Descubrió el alcohol a los 14 años. Yo tenía 16 cuando descubrí las anfetaminas, y sentí que había conocido a mi mejor amigo. De repente me sentí más animada, más divertida, no la chica tímida y miope que se sentía incómoda con la gente. Para entender a un adicto, hay que apreciar esa compañía, esa necesidad de alcanzar lo que no te juzgará sino que, por el contrario, parecerá transformarte en quien desearías ser.
Perry hablaba de sentirse solo. Escribió sobre ello en su libro “Friends, Lovers and the Big Terrible Thing” (Amigos, amantes y la gran cosa terrible), y habló de ello en el contexto del anhelo de una relación. Me preguntaba si sabía que ni siquiera la alegría y la satisfacción de una relación llenan ese lugar inseguro que algunos llevamos dentro. Cuando dejé las drogas para siempre, tuve que aceptar que eso formaba parte de mí; no tenía que arreglarlo ni intentar borrarlo. De todos modos, eso no había funcionado. Había seguido las líneas blancas de la coca hasta volver a ser quien era: la persona que sentía que necesitaba consumir drogas para vivir.
Puede que nunca sepamos cuál era el estado emocional de Matthew Perry en el momento de su muerte. ¿Había asumido que la fama hacía que la adicción fuera mucho más difícil de soportar, pero también le permitía ayudar a los demás, a través de la historia de su propio viaje y de la casa de vida sobria que creó? “Lo mejor de mí, sin duda, es que si alguien viene y me dice: ‘No puedo dejar de beber, ¿puedes ayudarme?’, puedo decir ‘sí’ y seguir adelante y hacerlo”, dijo en el podcast “Q with Tom Power”.

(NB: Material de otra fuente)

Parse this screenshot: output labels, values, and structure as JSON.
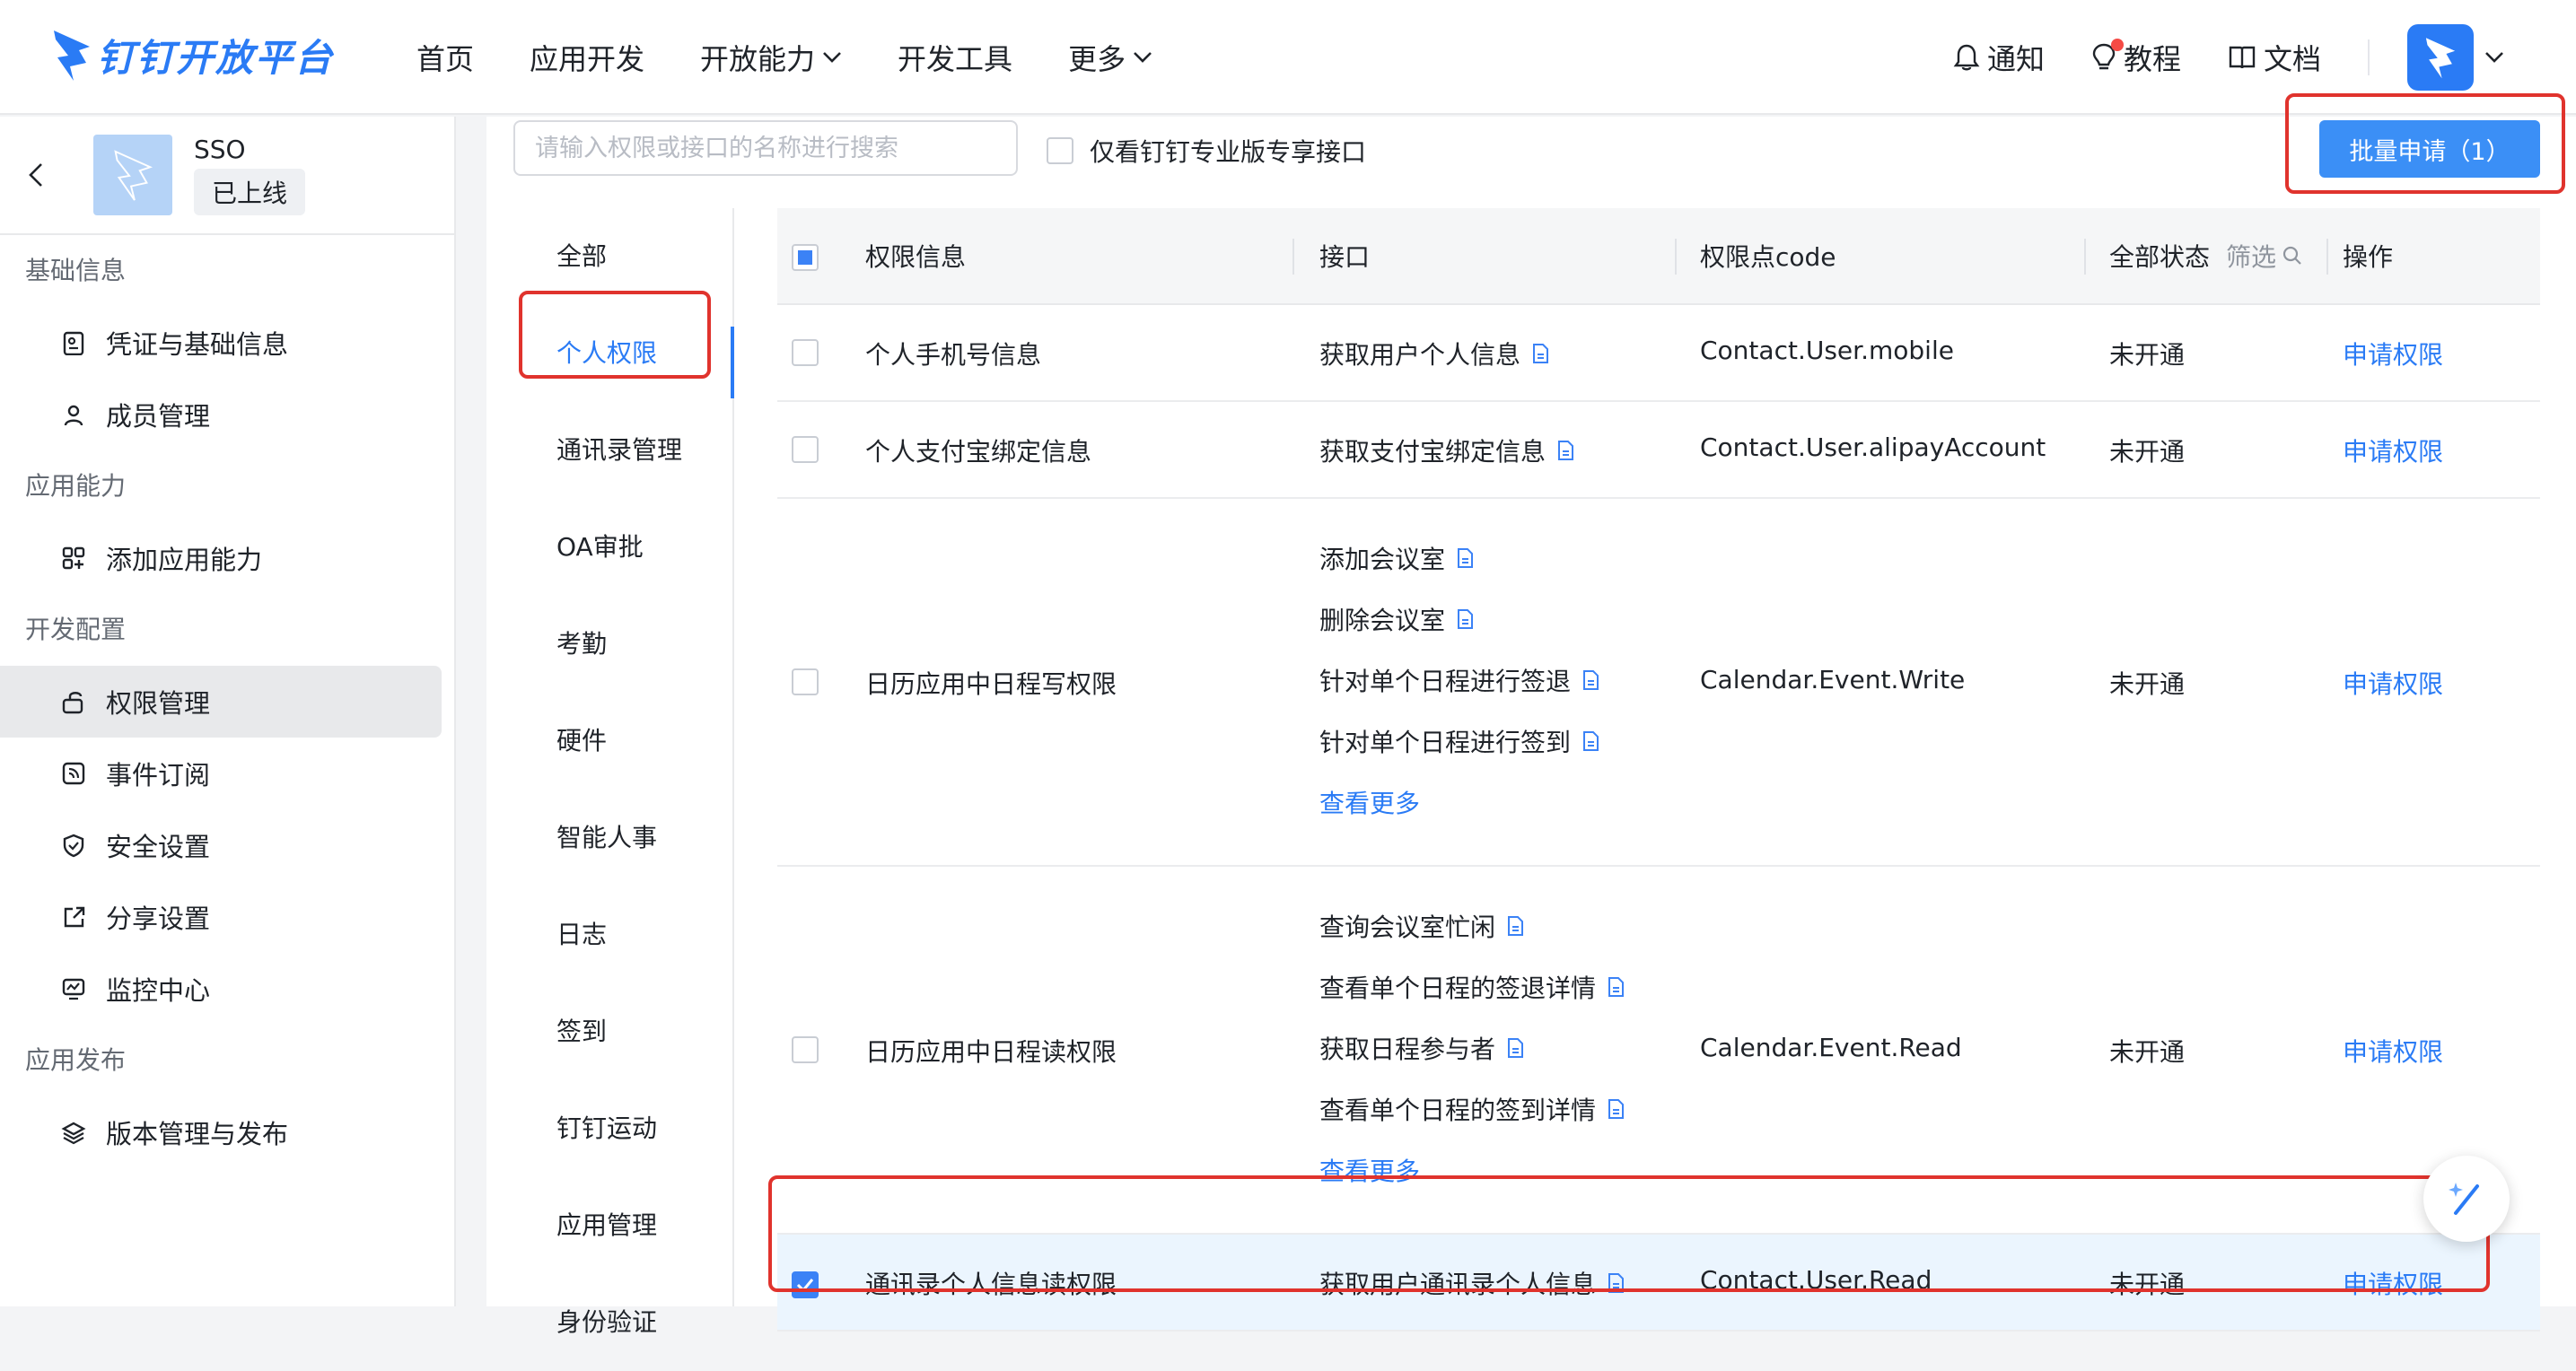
{
  "header": {
    "logo_text": "钉钉开放平台",
    "nav": [
      {
        "label": "首页",
        "dropdown": false
      },
      {
        "label": "应用开发",
        "dropdown": false
      },
      {
        "label": "开放能力",
        "dropdown": true
      },
      {
        "label": "开发工具",
        "dropdown": false
      },
      {
        "label": "更多",
        "dropdown": true
      }
    ],
    "notify_label": "通知",
    "tutorial_label": "教程",
    "docs_label": "文档"
  },
  "sidebar": {
    "app_name": "SSO",
    "app_status": "已上线",
    "groups": [
      {
        "title": "基础信息",
        "items": [
          {
            "label": "凭证与基础信息",
            "icon": "credential-icon"
          },
          {
            "label": "成员管理",
            "icon": "user-icon"
          }
        ]
      },
      {
        "title": "应用能力",
        "items": [
          {
            "label": "添加应用能力",
            "icon": "apps-add-icon"
          }
        ]
      },
      {
        "title": "开发配置",
        "items": [
          {
            "label": "权限管理",
            "icon": "lock-icon",
            "active": true
          },
          {
            "label": "事件订阅",
            "icon": "rss-icon"
          },
          {
            "label": "安全设置",
            "icon": "shield-icon"
          },
          {
            "label": "分享设置",
            "icon": "share-icon"
          },
          {
            "label": "监控中心",
            "icon": "monitor-icon"
          }
        ]
      },
      {
        "title": "应用发布",
        "items": [
          {
            "label": "版本管理与发布",
            "icon": "layers-icon"
          }
        ]
      }
    ]
  },
  "toolbar": {
    "search_placeholder": "请输入权限或接口的名称进行搜索",
    "pro_only_label": "仅看钉钉专业版专享接口",
    "batch_label": "批量申请（1）"
  },
  "categories": [
    "全部",
    "个人权限",
    "通讯录管理",
    "OA审批",
    "考勤",
    "硬件",
    "智能人事",
    "日志",
    "签到",
    "钉钉运动",
    "应用管理",
    "身份验证"
  ],
  "active_category": 1,
  "table": {
    "headers": {
      "info": "权限信息",
      "api": "接口",
      "code": "权限点code",
      "status": "全部状态",
      "filter": "筛选",
      "action": "操作"
    },
    "rows": [
      {
        "name": "个人手机号信息",
        "apis": [
          "获取用户个人信息"
        ],
        "more": "",
        "code": "Contact.User.mobile",
        "status": "未开通",
        "action": "申请权限",
        "checked": false
      },
      {
        "name": "个人支付宝绑定信息",
        "apis": [
          "获取支付宝绑定信息"
        ],
        "more": "",
        "code": "Contact.User.alipayAccount",
        "status": "未开通",
        "action": "申请权限",
        "checked": false
      },
      {
        "name": "日历应用中日程写权限",
        "apis": [
          "添加会议室",
          "删除会议室",
          "针对单个日程进行签退",
          "针对单个日程进行签到"
        ],
        "more": "查看更多",
        "code": "Calendar.Event.Write",
        "status": "未开通",
        "action": "申请权限",
        "checked": false
      },
      {
        "name": "日历应用中日程读权限",
        "apis": [
          "查询会议室忙闲",
          "查看单个日程的签退详情",
          "获取日程参与者",
          "查看单个日程的签到详情"
        ],
        "more": "查看更多",
        "code": "Calendar.Event.Read",
        "status": "未开通",
        "action": "申请权限",
        "checked": false
      },
      {
        "name": "通讯录个人信息读权限",
        "apis": [
          "获取用户通讯录个人信息"
        ],
        "more": "",
        "code": "Contact.User.Read",
        "status": "未开通",
        "action": "申请权限",
        "checked": true
      }
    ]
  },
  "colors": {
    "accent": "#2a7bf5",
    "highlight": "#e0332d",
    "selected_row": "#ebf5fe"
  }
}
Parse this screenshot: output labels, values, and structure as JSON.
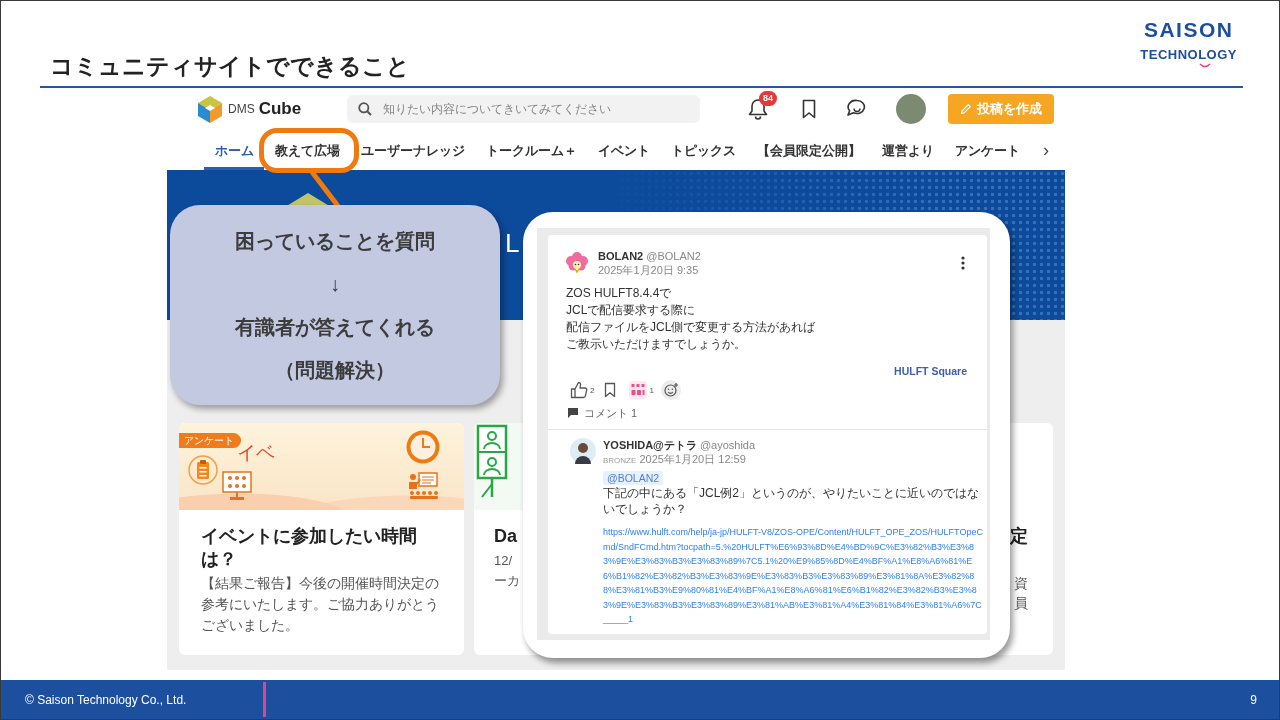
{
  "slide": {
    "title": "コミュニティサイトでできること",
    "logo": {
      "line_1": "SAISON",
      "line_2": "TECHNOLOGY"
    }
  },
  "site_header": {
    "brand": {
      "prefix": "DMS",
      "name": "Cube"
    },
    "search": {
      "placeholder": "知りたい内容についてきいてみてください"
    },
    "notification_badge": "84",
    "post_button": "投稿を作成"
  },
  "nav": {
    "tabs": [
      {
        "label": "ホーム",
        "selected": true,
        "highlighted": false
      },
      {
        "label": "教えて広場",
        "selected": false,
        "highlighted": true
      },
      {
        "label": "ユーザーナレッジ",
        "selected": false,
        "highlighted": false
      },
      {
        "label": "トークルーム＋",
        "selected": false,
        "highlighted": false
      },
      {
        "label": "イベント",
        "selected": false,
        "highlighted": false
      },
      {
        "label": "トピックス",
        "selected": false,
        "highlighted": false
      },
      {
        "label": "【会員限定公開】",
        "selected": false,
        "highlighted": false
      },
      {
        "label": "運営より",
        "selected": false,
        "highlighted": false
      },
      {
        "label": "アンケート",
        "selected": false,
        "highlighted": false
      }
    ],
    "more": "›"
  },
  "hero": {
    "title_fragment": "L"
  },
  "callout": {
    "lines": [
      "困っていることを質問",
      "↓",
      "有識者が答えてくれる",
      "（問題解決）"
    ]
  },
  "cards": [
    {
      "kind": "full",
      "badge": "アンケート",
      "banner_text": "イベ",
      "title": "イベントに参加したい時間は？",
      "description": "【結果ご報告】今後の開催時間決定の参考にいたします。ご協力ありがとうございました。"
    },
    {
      "kind": "left_visible",
      "title": "Da",
      "lines": [
        "12/",
        "ーカ"
      ]
    },
    {
      "kind": "right_visible",
      "title": "定",
      "lines": [
        "資",
        "員"
      ]
    }
  ],
  "post": {
    "author": "BOLAN2",
    "handle": "@BOLAN2",
    "date": "2025年1月20日 9:35",
    "body": [
      "ZOS HULFT8.4.4で",
      "JCLで配信要求する際に",
      "配信ファイルをJCL側で変更する方法があれば",
      "ご教示いただけますでしょうか。"
    ],
    "source": "HULFT Square",
    "likes": "2",
    "sticker_count": "1",
    "comments": "コメント 1"
  },
  "comment": {
    "author": "YOSHIDA@テトラ",
    "handle": "@ayoshida",
    "rank": "BRONZE",
    "date": "2025年1月20日 12:59",
    "mention": "@BOLAN2",
    "text": "下記の中にある「JCL例2」というのが、やりたいことに近いのではないでしょうか？",
    "link": "https://www.hulft.com/help/ja-jp/HULFT-V8/ZOS-OPE/Content/HULFT_OPE_ZOS/HULFTOpeCmd/SndFCmd.htm?tocpath=5.%20HULFT%E6%93%8D%E4%BD%9C%E3%82%B3%E3%83%9E%E3%83%B3%E3%83%89%7C5.1%20%E9%85%8D%E4%BF%A1%E8%A6%81%E6%B1%82%E3%82%B3%E3%83%9E%E3%83%B3%E3%83%89%E3%81%8A%E3%82%88%E3%81%B3%E9%80%81%E4%BF%A1%E8%A6%81%E6%B1%82%E3%82%B3%E3%83%9E%E3%83%B3%E3%83%89%E3%81%AB%E3%81%A4%E3%81%84%E3%81%A6%7C_____1"
  },
  "footer": {
    "copyright": "© Saison Technology Co., Ltd.",
    "page": "9"
  }
}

Dejó al descubierto sus heridas, sus luchas, su complicada relación con las drogas y el alcohol. Eso es lo mejor que podemos hacer en la vida: ser sinceros y esperar que esas verdades se conviertan en linternas para otras personas que vagan por la oscuridad. Mi mayor esperanza es que supiera que había cumplido su deseo.
Patti Davis, es hija del Presidente Ronald Reagan y es autora de “Floating in the Deep End: How Caregivers Can See Beyond Alzheimer’s”.